José Davilmar, directeur administratif de l'EDH, pointe les "difficultés énormes à acheminer le carburant vers certaines villes de province".

"Dernièrement, trois bateaux chargés de carburants ne pouvaient pas accoster parce qu'il y a eu des représailles de la part de bandits à Cité Soleil", regrette-t-il.

En contrôlant deux petits kilomètres de route nationale à Martissant, en banlieue de Port-au-Prince, les gangs entravent les activités économiques et sociales de la moitié du pays.

L'unique axe routier viabilisé menant au sud d'Haïti traverse ce quartier pauvre de la capitale, totalement contrôlé par les bandes armées depuis juin 2021.

Générateurs

Faute d'électricité publique, des zones entières du pays vivent grâce aux générateurs privés, alimentés par du carburant.

Sans ces appareils, elles plongent dans le noir.

Et pour ceux qui n'ont pas les moyens d'en posséder, chaque geste du quotidien tient du casse-tête. A Jacmel, sur la côte sud, Joseph Stevenson, artiste peintre, est obligé de chercher "qui, parmi (ses) voisins, pourrait avoir du courant", dès qu'il doit charger son téléphone.

"Des fois, je suis obligé d'aller jusqu'au centre-ville pour récupérer seulement quelques pourcentages de charge. Vous imaginez ça, au XXIe siècle?", s'énerve le trentenaire.

A Cap-Haïtien, deuxième ville d'Haïti, les bars et restaurants équipés de générateurs thermiques peuvent encore fonctionner, mais réduisent leurs horaires d'ouverture à cause de la hausse des prix de l'essence.

Et surtout, "les hôpitaux fonctionnent au ralenti avec des services au rabais parce que cela fait près de six mois que l'EDH n'a pas fourni d'électricité dans la ville", alerte Patrick Almonor, maire de cette localité du nord.

L'hôpital doit parfois fermer la nuit. "Heureusement, à date, nous n'avons pas enregistré de décès qui serait causé directement par cette situation", ajoute-t-il.

Prix doublés

Aux Cayes, troisième ville du pays située à 200 km au sud de la capitale, certains services des centres de santé ne sont plus ouverts que quelques heures par jour, témoigne Kinsky Hippolyte, médecin.

Une situation due à la pénurie d'électricité, mais aussi aux problèmes d'acheminement de matériel et médicaments, bloqués à Martissant.

Comme tout le pays, la péninsule sud souffre aussi de l'inflation. Mais si les prix ont augmenté de plus de 25% au niveau national, la région a vu les tarifs de certains produits alimentaires doubler depuis le début de l'année.

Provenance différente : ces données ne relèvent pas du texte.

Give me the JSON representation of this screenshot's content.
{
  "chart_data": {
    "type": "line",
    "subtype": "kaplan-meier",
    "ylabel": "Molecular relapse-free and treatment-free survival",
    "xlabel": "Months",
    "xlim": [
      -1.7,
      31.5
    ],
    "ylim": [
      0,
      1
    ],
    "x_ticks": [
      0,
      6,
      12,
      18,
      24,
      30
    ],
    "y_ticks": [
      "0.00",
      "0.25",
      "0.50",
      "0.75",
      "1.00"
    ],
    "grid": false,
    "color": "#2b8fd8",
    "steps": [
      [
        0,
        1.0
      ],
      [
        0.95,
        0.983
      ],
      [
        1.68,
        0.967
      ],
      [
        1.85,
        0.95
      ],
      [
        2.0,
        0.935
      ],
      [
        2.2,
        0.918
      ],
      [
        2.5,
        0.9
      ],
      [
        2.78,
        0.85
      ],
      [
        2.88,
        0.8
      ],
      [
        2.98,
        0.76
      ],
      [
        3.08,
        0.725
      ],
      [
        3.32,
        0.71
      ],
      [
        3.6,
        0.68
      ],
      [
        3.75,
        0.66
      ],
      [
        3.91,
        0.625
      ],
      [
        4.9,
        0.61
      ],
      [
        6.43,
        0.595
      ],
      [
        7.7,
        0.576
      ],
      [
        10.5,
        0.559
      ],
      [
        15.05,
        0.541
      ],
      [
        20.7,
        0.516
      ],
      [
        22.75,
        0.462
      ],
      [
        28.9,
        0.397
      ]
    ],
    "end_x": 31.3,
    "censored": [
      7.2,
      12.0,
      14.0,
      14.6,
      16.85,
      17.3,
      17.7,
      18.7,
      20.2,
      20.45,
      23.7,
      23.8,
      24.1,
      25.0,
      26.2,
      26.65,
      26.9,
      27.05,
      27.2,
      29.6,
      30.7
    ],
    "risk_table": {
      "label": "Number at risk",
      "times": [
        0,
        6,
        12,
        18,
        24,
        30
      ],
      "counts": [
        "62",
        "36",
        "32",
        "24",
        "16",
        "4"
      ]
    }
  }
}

"Même les prix des produits locaux augmentent: par exemple, les paysans vendent leurs citrons plus cher pour pouvoir s'acheter du riz qui est importé", rapporte M. Hippolyte.

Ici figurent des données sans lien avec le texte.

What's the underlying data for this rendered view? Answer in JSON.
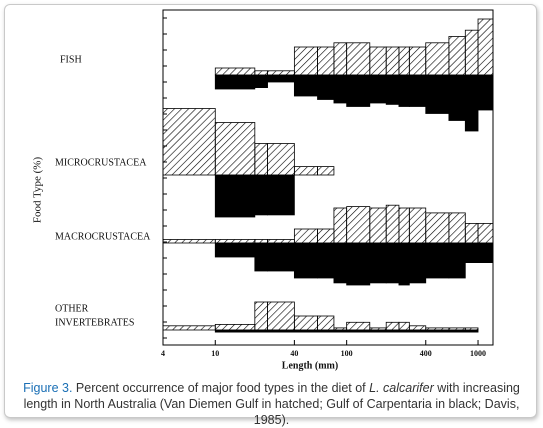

Le médecin, qui s'estime chanceux comparé aux plus pauvres, est tout de même obligé de "limiter (ses) déplacements vu les tarifs de l'essence".

La paupérisation, aggravée par l'insécurité, préoccupe la communauté humanitaire: près de la moitié des 11 millions d'Haïtiens souffrent déjà d'insécurité alimentaire, dont 1,3 million qui sont aux portes de la famine, selon le Programme alimentaire mondial.